Reference for citation: Dvoynikova A. A., Kondratenko K. K. Approach to automatic recognition of emotions in speech transcriptions. Journal of Instrument Engineering. 2023. Vol. 66, N 10. P. 818—827 (in Russian). DOI: 10.17586/0021-3454-2023-66-10-818-827.

Abstract. The issue of recognizing emotions in speech transcriptions, which is relevant in various fields, is studied. The influence of preprocessing methods (stop word removal, lemmatization, stemming) on the accuracy of emotion recognition in text data in Russian and English is analyzed. To conduct experimental studies, orthographic transcriptions of dialogues from the multimodal corpora RAMAS and CMU-MOSEI in Russian and English, respectively, are used. These corpora are annotated for the following emotions: joy, surprise, fear, anger, sadness, disgust and neutral. Preprocessing of text data includes removal of punctuation marks and stop words, tokenization, lemmatization and stemming. Vectorization of the resulting material is carried out using the TF-IDF, BoW, Word2Vec methods. The used classifiers are support vector machines and logistic regression. An approach is developed that is a combination of the above methods. For the Russian language, the highest accuracy of emotion recognition achieved using a weighted F-measure is 92.63 %, for the English language – 47.21 %. In addition, studies are conducted to identify the number of remote stops for effective emotion recognition from text data. Experimental results show that storing stop words in the source text allows to achieve the highest accuracy of text classification.
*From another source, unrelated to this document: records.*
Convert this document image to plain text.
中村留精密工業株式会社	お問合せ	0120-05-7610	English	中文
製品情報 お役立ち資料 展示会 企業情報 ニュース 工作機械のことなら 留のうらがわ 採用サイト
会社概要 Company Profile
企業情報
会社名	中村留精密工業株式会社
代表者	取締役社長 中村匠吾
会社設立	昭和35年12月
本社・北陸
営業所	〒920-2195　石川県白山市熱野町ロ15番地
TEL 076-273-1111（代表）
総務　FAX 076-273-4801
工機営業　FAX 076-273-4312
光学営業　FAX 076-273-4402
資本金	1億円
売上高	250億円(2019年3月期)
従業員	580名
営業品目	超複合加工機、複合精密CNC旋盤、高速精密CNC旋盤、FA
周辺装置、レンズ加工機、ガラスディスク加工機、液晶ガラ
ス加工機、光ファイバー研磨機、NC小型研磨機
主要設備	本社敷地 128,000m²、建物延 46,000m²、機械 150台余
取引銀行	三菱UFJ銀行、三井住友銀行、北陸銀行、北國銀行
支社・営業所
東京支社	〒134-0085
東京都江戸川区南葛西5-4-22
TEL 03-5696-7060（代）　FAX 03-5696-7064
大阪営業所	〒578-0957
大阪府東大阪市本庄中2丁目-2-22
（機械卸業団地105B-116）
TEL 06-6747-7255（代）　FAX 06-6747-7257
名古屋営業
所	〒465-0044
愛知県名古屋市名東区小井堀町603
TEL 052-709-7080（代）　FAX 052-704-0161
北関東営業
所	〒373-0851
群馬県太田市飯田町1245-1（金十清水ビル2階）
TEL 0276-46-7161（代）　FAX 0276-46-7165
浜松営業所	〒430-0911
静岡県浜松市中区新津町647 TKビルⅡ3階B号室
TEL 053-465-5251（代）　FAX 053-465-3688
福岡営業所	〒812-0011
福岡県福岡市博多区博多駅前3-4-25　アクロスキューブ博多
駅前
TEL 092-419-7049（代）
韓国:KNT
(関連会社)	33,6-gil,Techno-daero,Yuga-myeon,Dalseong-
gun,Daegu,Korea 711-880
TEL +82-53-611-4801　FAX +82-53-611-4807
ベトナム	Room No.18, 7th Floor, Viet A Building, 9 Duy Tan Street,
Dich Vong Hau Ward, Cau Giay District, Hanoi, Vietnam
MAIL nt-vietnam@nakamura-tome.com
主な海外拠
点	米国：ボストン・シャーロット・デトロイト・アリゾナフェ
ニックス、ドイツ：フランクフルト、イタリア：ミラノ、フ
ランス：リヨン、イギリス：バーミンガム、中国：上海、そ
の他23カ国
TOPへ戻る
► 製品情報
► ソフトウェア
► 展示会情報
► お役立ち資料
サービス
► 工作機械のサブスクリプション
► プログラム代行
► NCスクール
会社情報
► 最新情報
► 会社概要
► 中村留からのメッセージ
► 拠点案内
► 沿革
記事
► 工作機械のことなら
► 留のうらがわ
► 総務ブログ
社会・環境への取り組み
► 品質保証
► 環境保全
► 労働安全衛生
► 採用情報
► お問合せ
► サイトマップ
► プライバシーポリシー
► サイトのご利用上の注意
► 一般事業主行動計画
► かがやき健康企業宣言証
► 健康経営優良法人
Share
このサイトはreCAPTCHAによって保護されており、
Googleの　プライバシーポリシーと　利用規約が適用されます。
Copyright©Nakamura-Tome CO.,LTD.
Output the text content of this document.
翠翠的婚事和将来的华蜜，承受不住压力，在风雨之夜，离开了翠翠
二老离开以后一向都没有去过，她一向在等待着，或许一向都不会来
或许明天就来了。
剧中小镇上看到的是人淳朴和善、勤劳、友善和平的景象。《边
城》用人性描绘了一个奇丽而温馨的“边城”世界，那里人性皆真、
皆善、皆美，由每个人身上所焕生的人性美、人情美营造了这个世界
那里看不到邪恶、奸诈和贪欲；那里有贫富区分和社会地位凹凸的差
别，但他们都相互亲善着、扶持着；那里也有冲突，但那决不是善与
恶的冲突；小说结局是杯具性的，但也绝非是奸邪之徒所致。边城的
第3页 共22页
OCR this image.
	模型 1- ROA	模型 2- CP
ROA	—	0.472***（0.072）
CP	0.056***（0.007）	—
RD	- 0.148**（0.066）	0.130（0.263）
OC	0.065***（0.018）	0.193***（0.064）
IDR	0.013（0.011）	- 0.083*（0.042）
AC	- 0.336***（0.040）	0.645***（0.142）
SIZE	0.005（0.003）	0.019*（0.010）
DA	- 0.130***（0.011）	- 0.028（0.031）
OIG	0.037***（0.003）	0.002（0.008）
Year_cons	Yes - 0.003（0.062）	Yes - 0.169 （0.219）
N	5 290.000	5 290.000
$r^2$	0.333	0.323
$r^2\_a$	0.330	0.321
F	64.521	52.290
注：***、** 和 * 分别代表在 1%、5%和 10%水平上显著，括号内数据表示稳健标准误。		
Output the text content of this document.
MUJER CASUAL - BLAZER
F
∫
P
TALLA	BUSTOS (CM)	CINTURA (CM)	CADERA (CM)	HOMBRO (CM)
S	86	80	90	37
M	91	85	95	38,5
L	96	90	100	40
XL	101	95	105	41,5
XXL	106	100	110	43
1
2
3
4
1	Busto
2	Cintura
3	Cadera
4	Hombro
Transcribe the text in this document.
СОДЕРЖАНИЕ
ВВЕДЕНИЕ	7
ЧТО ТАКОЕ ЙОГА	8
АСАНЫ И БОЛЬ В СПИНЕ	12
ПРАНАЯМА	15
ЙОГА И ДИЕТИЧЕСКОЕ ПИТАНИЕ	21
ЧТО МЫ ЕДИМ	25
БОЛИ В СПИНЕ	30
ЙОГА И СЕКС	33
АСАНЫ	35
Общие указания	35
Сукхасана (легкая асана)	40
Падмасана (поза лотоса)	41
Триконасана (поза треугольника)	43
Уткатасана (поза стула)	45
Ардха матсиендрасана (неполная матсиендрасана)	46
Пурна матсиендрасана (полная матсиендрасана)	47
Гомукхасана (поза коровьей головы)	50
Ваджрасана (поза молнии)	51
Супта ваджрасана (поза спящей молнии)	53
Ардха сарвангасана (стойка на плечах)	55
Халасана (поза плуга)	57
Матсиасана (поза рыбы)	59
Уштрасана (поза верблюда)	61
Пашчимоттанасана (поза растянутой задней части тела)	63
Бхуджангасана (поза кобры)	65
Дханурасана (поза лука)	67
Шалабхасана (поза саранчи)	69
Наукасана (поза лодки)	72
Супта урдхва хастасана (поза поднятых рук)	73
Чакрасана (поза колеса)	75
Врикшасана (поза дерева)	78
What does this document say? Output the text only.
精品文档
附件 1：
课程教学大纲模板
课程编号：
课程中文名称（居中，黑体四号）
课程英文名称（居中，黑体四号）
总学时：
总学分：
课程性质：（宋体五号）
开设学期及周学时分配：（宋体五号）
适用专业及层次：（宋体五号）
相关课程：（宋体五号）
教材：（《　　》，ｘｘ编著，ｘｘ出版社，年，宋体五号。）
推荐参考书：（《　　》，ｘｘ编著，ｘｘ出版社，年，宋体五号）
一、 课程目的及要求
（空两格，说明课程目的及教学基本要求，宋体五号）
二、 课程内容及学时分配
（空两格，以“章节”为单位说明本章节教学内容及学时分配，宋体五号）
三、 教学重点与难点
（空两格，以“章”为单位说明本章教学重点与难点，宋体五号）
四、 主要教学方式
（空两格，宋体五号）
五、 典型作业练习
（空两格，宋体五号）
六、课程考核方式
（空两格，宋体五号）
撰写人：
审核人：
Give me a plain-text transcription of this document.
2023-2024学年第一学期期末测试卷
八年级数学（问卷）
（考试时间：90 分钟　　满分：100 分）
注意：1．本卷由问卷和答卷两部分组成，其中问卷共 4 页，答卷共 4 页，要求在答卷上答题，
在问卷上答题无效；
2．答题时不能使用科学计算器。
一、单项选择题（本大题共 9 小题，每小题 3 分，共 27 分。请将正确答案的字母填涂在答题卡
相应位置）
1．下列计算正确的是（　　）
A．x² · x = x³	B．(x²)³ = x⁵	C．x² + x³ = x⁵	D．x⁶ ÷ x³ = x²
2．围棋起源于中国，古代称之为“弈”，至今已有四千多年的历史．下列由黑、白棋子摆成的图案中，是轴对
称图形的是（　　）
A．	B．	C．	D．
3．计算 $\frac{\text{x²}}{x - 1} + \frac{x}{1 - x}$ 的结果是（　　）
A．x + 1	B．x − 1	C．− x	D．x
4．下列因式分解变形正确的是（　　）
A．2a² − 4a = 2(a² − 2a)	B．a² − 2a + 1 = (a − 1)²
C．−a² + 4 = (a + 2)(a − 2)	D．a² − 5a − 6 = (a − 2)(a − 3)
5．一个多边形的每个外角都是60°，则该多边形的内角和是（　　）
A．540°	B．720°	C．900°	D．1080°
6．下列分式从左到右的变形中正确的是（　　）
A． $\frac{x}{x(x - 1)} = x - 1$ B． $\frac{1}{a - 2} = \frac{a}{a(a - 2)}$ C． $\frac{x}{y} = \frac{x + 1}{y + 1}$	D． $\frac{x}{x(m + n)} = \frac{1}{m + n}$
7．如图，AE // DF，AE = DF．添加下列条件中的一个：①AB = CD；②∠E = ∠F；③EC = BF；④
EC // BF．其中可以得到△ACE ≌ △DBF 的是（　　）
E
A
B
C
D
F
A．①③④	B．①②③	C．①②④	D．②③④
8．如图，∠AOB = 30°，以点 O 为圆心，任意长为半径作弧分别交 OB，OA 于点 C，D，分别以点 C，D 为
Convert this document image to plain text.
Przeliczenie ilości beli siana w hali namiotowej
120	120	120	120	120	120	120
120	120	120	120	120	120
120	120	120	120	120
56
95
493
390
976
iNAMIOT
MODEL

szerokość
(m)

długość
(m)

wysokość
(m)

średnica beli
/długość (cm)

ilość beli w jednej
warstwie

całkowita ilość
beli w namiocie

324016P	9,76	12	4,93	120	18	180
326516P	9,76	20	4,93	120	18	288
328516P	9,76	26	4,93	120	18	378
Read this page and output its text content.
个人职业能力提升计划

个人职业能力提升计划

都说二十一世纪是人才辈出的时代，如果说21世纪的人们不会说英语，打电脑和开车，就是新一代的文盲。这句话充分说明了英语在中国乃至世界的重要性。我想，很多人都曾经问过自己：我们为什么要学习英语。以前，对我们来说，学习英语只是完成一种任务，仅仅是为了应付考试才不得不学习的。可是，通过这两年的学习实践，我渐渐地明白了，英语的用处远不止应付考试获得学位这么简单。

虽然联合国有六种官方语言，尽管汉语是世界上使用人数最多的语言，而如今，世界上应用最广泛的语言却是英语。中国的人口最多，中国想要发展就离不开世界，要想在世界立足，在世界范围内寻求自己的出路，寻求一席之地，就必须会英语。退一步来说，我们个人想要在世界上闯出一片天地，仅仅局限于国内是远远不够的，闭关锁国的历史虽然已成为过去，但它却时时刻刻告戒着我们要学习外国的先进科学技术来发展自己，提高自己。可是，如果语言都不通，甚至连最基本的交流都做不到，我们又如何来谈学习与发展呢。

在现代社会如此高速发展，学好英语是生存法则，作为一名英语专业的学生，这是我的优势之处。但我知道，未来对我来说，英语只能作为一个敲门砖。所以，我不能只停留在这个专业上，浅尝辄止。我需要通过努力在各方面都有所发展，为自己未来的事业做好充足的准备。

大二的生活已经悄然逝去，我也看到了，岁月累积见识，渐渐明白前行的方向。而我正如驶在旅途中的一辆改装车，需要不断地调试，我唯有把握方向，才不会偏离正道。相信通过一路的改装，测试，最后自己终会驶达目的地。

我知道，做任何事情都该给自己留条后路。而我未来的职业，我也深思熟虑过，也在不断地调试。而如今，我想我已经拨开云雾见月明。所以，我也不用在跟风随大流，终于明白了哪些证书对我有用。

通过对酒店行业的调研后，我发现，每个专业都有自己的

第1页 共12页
Keywords: emotion recognition, text data preprocessing methods, stop-words removal, multiclass classification, text data analysis

Acknowledgement: The work was carried out within the framework of a project of the Russian Science Foundation (section “An approach to classifying text data by emotions” was carried out within the framework of project No. 22-11-00321), the rest of the research was carried out partially within the framework of the leading scientific school of the Russian Federation (grant No. NSh-17.2022.1.6) and the budget theme of the St. Petersburg Federal Research Center of the Russian Academy of Sciences (No. FFZF-2022-0005).